Nos droits


L’entrée en maison de retraite et le licenciement de l’employée à domicile


Question de Corinne : Je comprends, dans la fiche 34 du Guide des droits Pour l’autonomie, que l’hospitalisation, même d’urgence, du particulier employeur, suivie de son entrée en Ehpad du fait de son changement de statut juridique en personne « non autonome » et ne pouvant plus permettre son maintien à domicile et dûment certifié par un document médical, constituerait une cause « réelle et sérieuse » de licenciement de la salariée à domicile. […] Pourquoi faut-il une procédure de licenciement avec toutes les conséquences (indemnités…) ?

Notre réponse

Il n’existe pas de définition légale de la cause réelle et sérieuse de licenciement, ni donc de liste exhaustive ou non de cas relevant de cette qualification juridique de la rupture d’un contrat de travail. C’est une donnée constante pour tous les salariés, quels qu’ils soient et quel que soit leur employeur.
Dans un cas comme celui exposé, le contrat de travail n’a plus d’objet ni de finalité du fait de l’entrée en établissement spécialisé du particulier employeur au profit duquel était réalisée la prestation du ou de la salariée. Il ne s’agit ni plus ni moins que d’une « suppression de poste ».

La procédure de licenciement doit être accomplie

Ne pas respecter la procédure, c’est prendre un risque. Sans obtenir la remise en cause du licenciement, la salariée peut obtenir réparation du préjudice subi pour non-respect des règles de procédure.
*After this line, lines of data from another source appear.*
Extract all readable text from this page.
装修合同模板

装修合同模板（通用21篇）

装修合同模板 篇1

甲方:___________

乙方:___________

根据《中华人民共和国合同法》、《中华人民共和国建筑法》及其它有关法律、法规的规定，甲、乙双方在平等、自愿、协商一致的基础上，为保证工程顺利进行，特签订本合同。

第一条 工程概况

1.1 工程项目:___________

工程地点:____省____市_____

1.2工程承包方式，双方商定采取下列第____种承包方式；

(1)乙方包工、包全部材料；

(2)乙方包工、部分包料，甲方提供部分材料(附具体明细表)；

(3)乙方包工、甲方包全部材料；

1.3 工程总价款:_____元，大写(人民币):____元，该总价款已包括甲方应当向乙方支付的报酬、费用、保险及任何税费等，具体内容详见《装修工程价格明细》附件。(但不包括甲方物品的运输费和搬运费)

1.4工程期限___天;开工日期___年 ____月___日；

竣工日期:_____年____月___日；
Dans l’ordre : convocation, entretien, notification écrite. S’agissant d’emploi à domicile, les règles d’assistance par un conseiller du salarié ne s’appliquent pas.
La motivation précise, exacte et soignée de la décision dans cette lettre de notification sera par ailleurs la meilleure garantie pour éviter toute contestation sur le terme mis au contrat de travail.

La date d’hospitalisation ne marque pas la fin de contrat

Le licenciement doit d’abord être notifié. Soit par lettre recommandée avec accusé de réception (c’est la date de première présentation de la lettre qui sera retenue), soit par remise en mains propres contre décharge, comme l’admet maintenant la jurisprudence. Ce faisant, le préavis ne commencera également au plus tôt qu’au moment de cette notification de la rupture du contrat de travail et non pas de l’événement déclenchant (l’hospitalisation).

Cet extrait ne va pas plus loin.